In the previous model, given the stringent regulation of public medical institutions and the basic medical insurance fund, commercial health insurance has substantially benefited, in terms of claims risk, from the oversight of medical practices by competent authorities such as the National Health Commission and the National Healthcare Security Administration.
As health insurance expands to “out-of-hospital” settings, it faces a greater number of claim risk points.For instance, high-value medications may disproportionately consume insurance coverage limits, thereby increasing the risk of product losses; furthermore, patients may collude with out-of-hospital pharmacies to fraudulently prescribe medications or engage in excessive consumption.
Certainly, insurance companies and third-party service providers can leverage big data analytics to assess pharmaceutical cost risks, dynamically adjusting deductibles or premiums to balance claims pressure. More importantly, it is essential to safeguard the health status of policyholders, thereby minimizing claims expenditures at the source.
The concept of “insuring health” in the health insurance industry has been proposed for many years. Health insurance products can allocate 20% of their costs to health management, aiming to intervene in health risk factors, control the onset and progression of diseases, and maintain a healthy state. However, the practical implementation of this concept has yielded limited results.In today’s changing macro environment, “health preservation” is being prioritized in earnest. Health management, once focused on formality, will increasingly emphasize substance and outcomes—particularly for non-standard body health insurance products.
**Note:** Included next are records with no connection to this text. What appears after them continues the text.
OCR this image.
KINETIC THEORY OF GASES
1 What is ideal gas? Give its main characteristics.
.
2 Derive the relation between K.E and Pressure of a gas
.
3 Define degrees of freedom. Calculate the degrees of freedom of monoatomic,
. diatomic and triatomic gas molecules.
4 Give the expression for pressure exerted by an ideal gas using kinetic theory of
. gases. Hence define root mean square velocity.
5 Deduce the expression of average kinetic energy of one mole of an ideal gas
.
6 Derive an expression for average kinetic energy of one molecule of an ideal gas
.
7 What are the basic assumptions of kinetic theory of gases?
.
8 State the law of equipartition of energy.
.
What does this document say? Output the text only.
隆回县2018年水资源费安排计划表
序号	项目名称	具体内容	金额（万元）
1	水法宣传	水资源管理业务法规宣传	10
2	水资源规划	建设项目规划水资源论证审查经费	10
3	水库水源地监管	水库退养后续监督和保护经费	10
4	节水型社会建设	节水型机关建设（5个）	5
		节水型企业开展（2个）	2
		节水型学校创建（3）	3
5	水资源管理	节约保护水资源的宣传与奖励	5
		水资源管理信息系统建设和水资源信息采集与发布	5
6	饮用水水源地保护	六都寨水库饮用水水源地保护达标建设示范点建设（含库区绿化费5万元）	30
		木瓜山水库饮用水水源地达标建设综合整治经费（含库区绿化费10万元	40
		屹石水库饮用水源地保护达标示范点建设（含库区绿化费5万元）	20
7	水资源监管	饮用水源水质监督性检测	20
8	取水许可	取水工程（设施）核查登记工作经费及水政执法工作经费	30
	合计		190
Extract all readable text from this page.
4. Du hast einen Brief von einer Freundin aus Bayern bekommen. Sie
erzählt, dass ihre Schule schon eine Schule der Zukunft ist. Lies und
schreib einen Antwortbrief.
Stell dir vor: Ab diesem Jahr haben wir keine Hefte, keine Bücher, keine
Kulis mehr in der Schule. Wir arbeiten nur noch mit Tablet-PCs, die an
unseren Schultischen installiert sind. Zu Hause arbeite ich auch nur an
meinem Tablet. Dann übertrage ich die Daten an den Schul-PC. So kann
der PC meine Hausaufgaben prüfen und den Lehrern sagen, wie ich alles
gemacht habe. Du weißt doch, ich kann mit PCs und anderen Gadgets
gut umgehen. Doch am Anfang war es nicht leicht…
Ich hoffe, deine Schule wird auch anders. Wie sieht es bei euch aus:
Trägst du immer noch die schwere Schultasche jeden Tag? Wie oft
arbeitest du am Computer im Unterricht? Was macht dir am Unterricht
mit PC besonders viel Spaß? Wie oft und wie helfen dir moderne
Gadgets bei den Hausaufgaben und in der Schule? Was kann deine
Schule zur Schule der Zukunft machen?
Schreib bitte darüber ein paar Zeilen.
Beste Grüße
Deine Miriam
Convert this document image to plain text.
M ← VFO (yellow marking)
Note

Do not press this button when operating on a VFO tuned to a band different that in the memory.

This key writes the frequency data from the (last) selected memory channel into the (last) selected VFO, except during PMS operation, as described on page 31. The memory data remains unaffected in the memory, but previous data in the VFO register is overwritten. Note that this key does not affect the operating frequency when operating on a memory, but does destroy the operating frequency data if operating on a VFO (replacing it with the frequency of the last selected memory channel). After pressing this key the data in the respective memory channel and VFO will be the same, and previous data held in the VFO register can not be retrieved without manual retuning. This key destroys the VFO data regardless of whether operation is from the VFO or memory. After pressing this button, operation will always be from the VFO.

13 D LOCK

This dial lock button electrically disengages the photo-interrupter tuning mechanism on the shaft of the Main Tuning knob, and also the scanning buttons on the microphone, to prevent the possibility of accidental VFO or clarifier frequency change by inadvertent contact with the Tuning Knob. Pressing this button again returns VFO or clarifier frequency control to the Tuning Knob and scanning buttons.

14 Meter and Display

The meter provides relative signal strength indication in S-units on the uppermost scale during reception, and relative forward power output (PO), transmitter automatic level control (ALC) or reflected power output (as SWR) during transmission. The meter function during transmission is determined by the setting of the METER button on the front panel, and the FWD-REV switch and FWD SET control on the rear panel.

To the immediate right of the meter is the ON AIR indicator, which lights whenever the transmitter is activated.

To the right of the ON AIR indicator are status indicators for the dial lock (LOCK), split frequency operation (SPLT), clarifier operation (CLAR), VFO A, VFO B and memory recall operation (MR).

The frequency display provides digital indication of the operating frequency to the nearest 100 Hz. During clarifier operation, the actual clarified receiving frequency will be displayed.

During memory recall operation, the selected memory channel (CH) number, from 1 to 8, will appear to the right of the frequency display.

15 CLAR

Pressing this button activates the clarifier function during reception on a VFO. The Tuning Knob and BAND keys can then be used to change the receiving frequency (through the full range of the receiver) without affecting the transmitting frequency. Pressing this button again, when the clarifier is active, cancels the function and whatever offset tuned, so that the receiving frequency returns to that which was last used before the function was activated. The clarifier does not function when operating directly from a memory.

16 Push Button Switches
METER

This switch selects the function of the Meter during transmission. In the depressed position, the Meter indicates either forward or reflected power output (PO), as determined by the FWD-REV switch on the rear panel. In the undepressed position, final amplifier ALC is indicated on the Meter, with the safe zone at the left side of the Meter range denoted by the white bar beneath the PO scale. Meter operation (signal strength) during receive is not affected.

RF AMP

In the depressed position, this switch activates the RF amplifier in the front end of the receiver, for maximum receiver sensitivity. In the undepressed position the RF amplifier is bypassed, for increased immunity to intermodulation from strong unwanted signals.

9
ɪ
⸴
In 2024, Taiyi Guanjia secured RMB 920 million in Series C strategic financing, making it the only service-oriented enterprise among the top ten largest funding rounds in the healthcare sector that year; all other recipients were pharmaceutical and medical device companies. Health management is expected to play a pivotal role in the health insurance industry.
Third, can health insurance become a major source of diversified payment for innovative drugs and medical devices?
Since the establishment of the National Healthcare Security Administration, the frequency and volume of innovative drugs included in the National Reimbursement Drug List have increased. However, its positioning as providing “basic coverage” still limits the reimbursement capacity for innovative drugs. Furthermore, in the recent 10th round of national centralized drug procurement, no originator pharmaceutical companies were selected as winners. There is an urgent need for more diversified payment mechanisms for innovative drugs and medical devices to meet patients’ multi-tiered needs.
As health insurance coverage expands—from healthy individuals to substandard risks and further to those with pre-existing conditions—and increasingly incorporates mid-to-high-end medical resources, the theoretical payment volume for innovative drugs and medical devices is expected to grow. Including innovative drugs and medical devices in insurance products is also a key strategy for building differentiated competitiveness in health insurance offerings.
Both parties need to engage in deep collaboration and create value for each other.For instance, by integrating innovative drugs with payment mechanisms for specific diseases, the adoption of personalized treatment regimens can be promoted; through joint resource integration and the development of outcome-based insurance products, healthcare payment models can be shifted from “cost containment” to “value-based care.”
Of course, no transformation yields immediate results. As long as the direction is clear and sufficient momentum exists, commercial health insurance will undoubtedly be revitalized and return to the fast track of growth.